Opinion: Region needs economic mobility strategy

My parents were immigrants who came to this country in the early 1950s. My mom is from Mexico and my dad arrived here from Serbia.

They embraced the American dream and, like so many other middle-class families, demonstrated that by working hard, they could prosper.

But since my childhood, the middle class has shrunk, from 62 percent of families in 1970 to 43 percent in 2015. Could the stagnation of the middle class be driving many of the inequities we see today in income, employment and housing?

To reverse this trend, we need to implement a regional economic growth strategy focused on equitable economic mobility. There are many factors that impact this, from education to health care to technology. But for today, let’s focus on training, mobility, and housing as factors that can drive an equitable economic mobility strategy.

Training: First, we need to upskill our workforce so individuals can make a higher wage and shrink the income disparity gap.

Data show that a 10 percent reduction in neighborhood poverty correlates to a $7,000 increase in family income. With roughly 140,000 families living in poverty in our region, this reduction would translate into an economic stimulus of $850 million for Atlanta’s economy.

Empowering our workforce to gain new skills would not only have a positive social impact, a well-trained labor pool would also help to ensure that current and future businesses are competitive in the global marketplace.

Mobility: Transportation must be undertaken as a region, as economies do not have defined areas. We must find a way to get people from where they live to where they work efficiently.

In fact, 70 percent of our region’s workers commute to a different county for work, while our businesses have clients and supply chains that crisscross borders.

The economic case for transportation investment is clear: a one-hour decrease in the average worker’s commute time translates into a $1,000 annual effective salary increase. Reducing commute times by this much for just 20 percent of our workforce could inject an additional $460 million into our regional economy. Atlanta companies would also see real productivity gains through greater access to skilled workers.

Housing: The final factor that can drive increased regional economic mobility is affordable workforce housing.
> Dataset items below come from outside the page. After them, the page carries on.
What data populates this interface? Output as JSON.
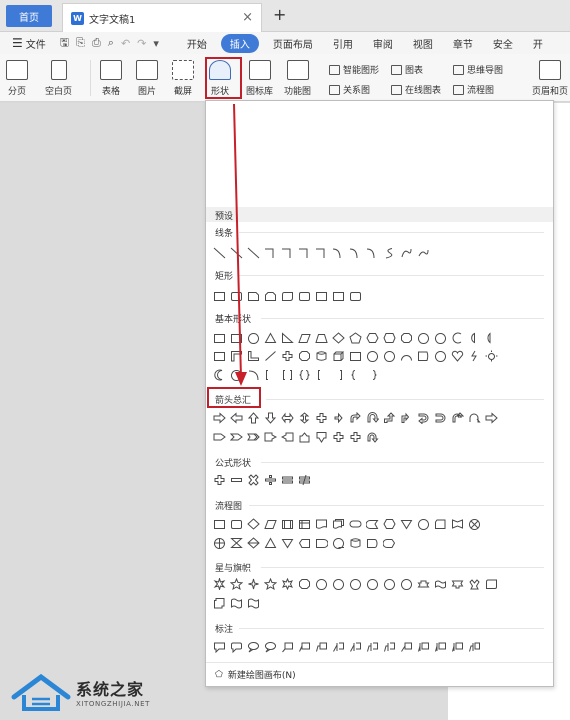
{
  "tabs": {
    "home": "首页",
    "document": "文字文稿1",
    "close": "×",
    "add": "+"
  },
  "menubar": {
    "file": "文件",
    "items": [
      "开始",
      "插入",
      "页面布局",
      "引用",
      "审阅",
      "视图",
      "章节",
      "安全",
      "开"
    ],
    "active_index": 1
  },
  "ribbon": {
    "page_break": "分页",
    "blank_page": "空白页",
    "table": "表格",
    "picture": "图片",
    "screenshot": "截屏",
    "shape": "形状",
    "icon_lib": "图标库",
    "function_chart": "功能图",
    "smart_art": "智能图形",
    "chart": "图表",
    "mind_map": "思维导图",
    "relation": "关系图",
    "online_chart": "在线图表",
    "flowchart": "流程图",
    "header_footer": "页眉和页"
  },
  "dropdown": {
    "header": "预设",
    "sections": [
      "线条",
      "矩形",
      "基本形状",
      "箭头总汇",
      "公式形状",
      "流程图",
      "星与旗帜",
      "标注"
    ],
    "footer": "新建绘图画布(N)"
  },
  "watermark": {
    "cn": "系统之家",
    "en": "XITONGZHIJIA.NET"
  },
  "colors": {
    "accent": "#3f7ad6",
    "highlight": "#c0202a"
  }
}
Currently, less than a quarter of metro Atlanta’s households can afford to live in a regional job center, hence the need for affordable workforce housing.

In the region, a moderate-income household spends, on average, a combined 63 percent of their total income on housing and transportation. This spend for all families living in our regional job center would represent about $11 billion.

If we could provide our families more affordable options to live closer to their workplace—and decrease their total spend by only 5 percent — we can put an aggregate amount of $550 million back into these families’ household budgets and stimulate the region’s economy.

Addressing these three issues — training, mobility and housing – as a region will make us more competitive as we attract and retain our workforce, support the success of our businesses, and improve the lives of every person who calls this region home.

Our region should be a place where families like mine can realize their dreams, where everyone has opportunity, and where all ships rise together.

I look forward to collaborating with other regional leaders on a regional economic growth strategy focused on equitable economic mobility. By doing so, we will not only create opportunity for our residents, we will also increase Atlanta’s long-term economic vitality and vibrancy.